Monoterpenes belong to the terpenoids class of natural products and are bio-synthesized through the mevalonic acid pathway. Their small molecular weight coupled with high non-polar nature make them the most abundant components of essential oils which are often considered to have some general antioxidant and antimicrobial effects at fairly high concentrations. These compounds are however reported to have antidiabetic effects in recent years. Thanks to the ingenious biosynthetic machinery of nature, they also display a fair degree of structural complexity/diversity for further consideration in structure-activity studies. In the present communication, the merit of monoterpenes as antidiabetic agents is scrutinized by assessing recent in vitro and in vivo studies reported in the scientific literature. Both the aglycones and glycosides of these compounds of rather small structural size appear to display antidiabetic along with antiobesity and lipid lowering effects. The diversity of these effects vis-à-vis their structures and mechanisms of actions are discussed.

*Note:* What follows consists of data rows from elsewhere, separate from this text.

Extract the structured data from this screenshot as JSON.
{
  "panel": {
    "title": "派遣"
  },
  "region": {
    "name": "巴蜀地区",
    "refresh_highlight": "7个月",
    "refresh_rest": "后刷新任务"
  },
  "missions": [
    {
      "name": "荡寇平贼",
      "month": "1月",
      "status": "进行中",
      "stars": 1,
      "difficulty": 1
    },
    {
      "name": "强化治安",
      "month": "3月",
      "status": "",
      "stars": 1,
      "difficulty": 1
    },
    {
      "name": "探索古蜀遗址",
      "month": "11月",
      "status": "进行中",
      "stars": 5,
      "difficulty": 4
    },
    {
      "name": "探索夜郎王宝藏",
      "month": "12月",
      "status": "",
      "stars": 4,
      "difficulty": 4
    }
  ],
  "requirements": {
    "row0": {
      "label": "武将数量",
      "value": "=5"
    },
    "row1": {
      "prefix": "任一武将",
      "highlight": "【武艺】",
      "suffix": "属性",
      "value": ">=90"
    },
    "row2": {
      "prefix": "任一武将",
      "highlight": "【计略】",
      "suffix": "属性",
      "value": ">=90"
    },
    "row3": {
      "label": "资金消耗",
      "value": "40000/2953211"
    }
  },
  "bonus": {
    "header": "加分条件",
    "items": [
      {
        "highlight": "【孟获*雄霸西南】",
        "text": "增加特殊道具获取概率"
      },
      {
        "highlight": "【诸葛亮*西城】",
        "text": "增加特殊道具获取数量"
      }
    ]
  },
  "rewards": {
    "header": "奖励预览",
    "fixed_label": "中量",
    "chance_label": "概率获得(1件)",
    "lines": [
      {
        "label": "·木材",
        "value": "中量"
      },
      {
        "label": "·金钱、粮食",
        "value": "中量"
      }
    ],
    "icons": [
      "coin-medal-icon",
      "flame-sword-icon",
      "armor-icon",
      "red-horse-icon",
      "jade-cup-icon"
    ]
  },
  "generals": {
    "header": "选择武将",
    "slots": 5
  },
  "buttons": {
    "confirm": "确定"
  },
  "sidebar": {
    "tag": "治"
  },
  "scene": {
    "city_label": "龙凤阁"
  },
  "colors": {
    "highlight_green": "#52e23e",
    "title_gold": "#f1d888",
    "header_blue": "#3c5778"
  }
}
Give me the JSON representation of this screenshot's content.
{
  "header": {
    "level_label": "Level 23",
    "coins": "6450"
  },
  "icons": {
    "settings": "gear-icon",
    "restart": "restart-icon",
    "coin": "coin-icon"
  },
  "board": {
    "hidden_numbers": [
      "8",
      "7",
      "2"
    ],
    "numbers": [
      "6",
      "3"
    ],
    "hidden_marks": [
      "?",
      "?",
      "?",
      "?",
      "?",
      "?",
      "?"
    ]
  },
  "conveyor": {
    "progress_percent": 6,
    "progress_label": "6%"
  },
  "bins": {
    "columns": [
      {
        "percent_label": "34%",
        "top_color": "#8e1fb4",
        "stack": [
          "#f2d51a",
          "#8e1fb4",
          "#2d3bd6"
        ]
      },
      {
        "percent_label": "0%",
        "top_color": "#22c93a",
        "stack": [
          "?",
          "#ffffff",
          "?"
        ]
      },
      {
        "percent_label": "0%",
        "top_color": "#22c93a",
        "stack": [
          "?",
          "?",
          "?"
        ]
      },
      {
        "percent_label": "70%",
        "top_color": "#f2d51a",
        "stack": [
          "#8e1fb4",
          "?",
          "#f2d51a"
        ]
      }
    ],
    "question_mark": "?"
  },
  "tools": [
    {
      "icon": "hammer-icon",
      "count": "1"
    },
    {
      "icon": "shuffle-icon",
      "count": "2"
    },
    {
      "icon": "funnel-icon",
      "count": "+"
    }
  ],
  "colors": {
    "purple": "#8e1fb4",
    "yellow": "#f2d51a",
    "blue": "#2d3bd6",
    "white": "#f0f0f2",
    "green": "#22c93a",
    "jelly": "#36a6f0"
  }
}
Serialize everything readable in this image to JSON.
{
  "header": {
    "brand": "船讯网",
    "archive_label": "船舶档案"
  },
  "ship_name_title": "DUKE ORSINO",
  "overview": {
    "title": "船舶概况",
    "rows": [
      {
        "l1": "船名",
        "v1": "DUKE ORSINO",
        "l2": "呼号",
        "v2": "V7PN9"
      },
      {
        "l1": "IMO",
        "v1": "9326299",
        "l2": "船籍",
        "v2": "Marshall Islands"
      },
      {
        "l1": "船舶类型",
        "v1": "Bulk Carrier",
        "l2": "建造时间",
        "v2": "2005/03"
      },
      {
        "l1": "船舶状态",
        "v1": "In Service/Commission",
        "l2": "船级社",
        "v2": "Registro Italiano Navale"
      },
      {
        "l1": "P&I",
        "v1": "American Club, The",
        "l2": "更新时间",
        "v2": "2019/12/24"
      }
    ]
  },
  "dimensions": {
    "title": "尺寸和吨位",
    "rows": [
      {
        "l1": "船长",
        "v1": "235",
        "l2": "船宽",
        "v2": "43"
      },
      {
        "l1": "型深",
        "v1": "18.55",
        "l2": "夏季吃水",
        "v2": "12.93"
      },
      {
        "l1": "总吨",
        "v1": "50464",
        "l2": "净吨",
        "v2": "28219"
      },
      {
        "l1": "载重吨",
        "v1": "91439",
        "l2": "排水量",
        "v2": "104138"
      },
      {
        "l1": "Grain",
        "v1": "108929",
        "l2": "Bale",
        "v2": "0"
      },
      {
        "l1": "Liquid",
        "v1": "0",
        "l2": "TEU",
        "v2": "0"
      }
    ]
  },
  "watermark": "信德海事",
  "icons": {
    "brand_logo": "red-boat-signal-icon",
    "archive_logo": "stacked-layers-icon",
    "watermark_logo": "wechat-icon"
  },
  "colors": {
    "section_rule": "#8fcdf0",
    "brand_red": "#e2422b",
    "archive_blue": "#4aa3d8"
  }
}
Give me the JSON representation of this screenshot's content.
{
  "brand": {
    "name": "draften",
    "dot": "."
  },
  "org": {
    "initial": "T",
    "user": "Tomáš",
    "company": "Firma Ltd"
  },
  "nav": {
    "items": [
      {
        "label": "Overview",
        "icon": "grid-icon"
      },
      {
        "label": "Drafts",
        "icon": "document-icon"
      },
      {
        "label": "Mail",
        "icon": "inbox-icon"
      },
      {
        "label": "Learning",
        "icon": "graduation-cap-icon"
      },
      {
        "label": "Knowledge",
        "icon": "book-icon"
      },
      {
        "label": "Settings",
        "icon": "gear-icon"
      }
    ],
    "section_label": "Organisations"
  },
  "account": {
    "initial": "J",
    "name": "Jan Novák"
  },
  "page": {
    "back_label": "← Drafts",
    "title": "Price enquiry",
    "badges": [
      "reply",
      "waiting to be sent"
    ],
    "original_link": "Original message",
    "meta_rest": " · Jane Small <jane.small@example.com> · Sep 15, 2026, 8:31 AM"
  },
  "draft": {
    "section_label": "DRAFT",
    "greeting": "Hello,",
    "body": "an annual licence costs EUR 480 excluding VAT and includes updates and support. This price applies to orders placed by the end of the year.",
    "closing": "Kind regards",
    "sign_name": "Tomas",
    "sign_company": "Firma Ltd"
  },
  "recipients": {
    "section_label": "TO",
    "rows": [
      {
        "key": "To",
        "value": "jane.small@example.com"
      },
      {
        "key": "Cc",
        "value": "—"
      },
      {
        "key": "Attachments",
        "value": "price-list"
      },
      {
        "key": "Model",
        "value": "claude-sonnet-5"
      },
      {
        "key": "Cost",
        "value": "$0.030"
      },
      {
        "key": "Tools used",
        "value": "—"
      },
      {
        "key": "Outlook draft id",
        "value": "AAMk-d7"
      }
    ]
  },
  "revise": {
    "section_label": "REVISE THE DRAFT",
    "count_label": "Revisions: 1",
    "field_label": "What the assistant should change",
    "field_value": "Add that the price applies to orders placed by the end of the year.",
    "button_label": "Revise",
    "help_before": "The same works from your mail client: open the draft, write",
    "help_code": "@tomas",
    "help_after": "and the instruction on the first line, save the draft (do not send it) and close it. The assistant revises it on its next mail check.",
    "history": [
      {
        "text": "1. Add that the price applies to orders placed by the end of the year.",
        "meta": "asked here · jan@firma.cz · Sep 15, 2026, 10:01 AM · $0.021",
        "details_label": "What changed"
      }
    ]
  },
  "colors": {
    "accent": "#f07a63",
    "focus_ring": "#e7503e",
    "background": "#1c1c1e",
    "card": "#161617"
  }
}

Some key pharmacological targets include the insulin signaling pathways and/or the associated PI3K-AKT (protein kinase B), peroxisome proliferator activated receptor-γ (PPARγ), glucose transporter-4 (GLUT4) and adenosine monophosphate-activated protein kinase (AMPK) pathways; proinflammatory cytokines and the NF-κB pathway; glycogenolysis and gluconeogenesis in the liver; glucagon-like-1 receptor (GLP-1R); among others.

Keywords: diabetes; monoterpenes; multiple mechanisms; obesity.

Figure 1

An overview of biosynthesis pathway of monoterpenes; isopentenyl diphosphate (IPP) and dimethylallyl diphosphate (DMAPP); glycogen phosphorylase (GP); OPP: diphosphate leaving group.

Figure 2

Structures of monoterpenes discussed in this review as antidiabetic agents.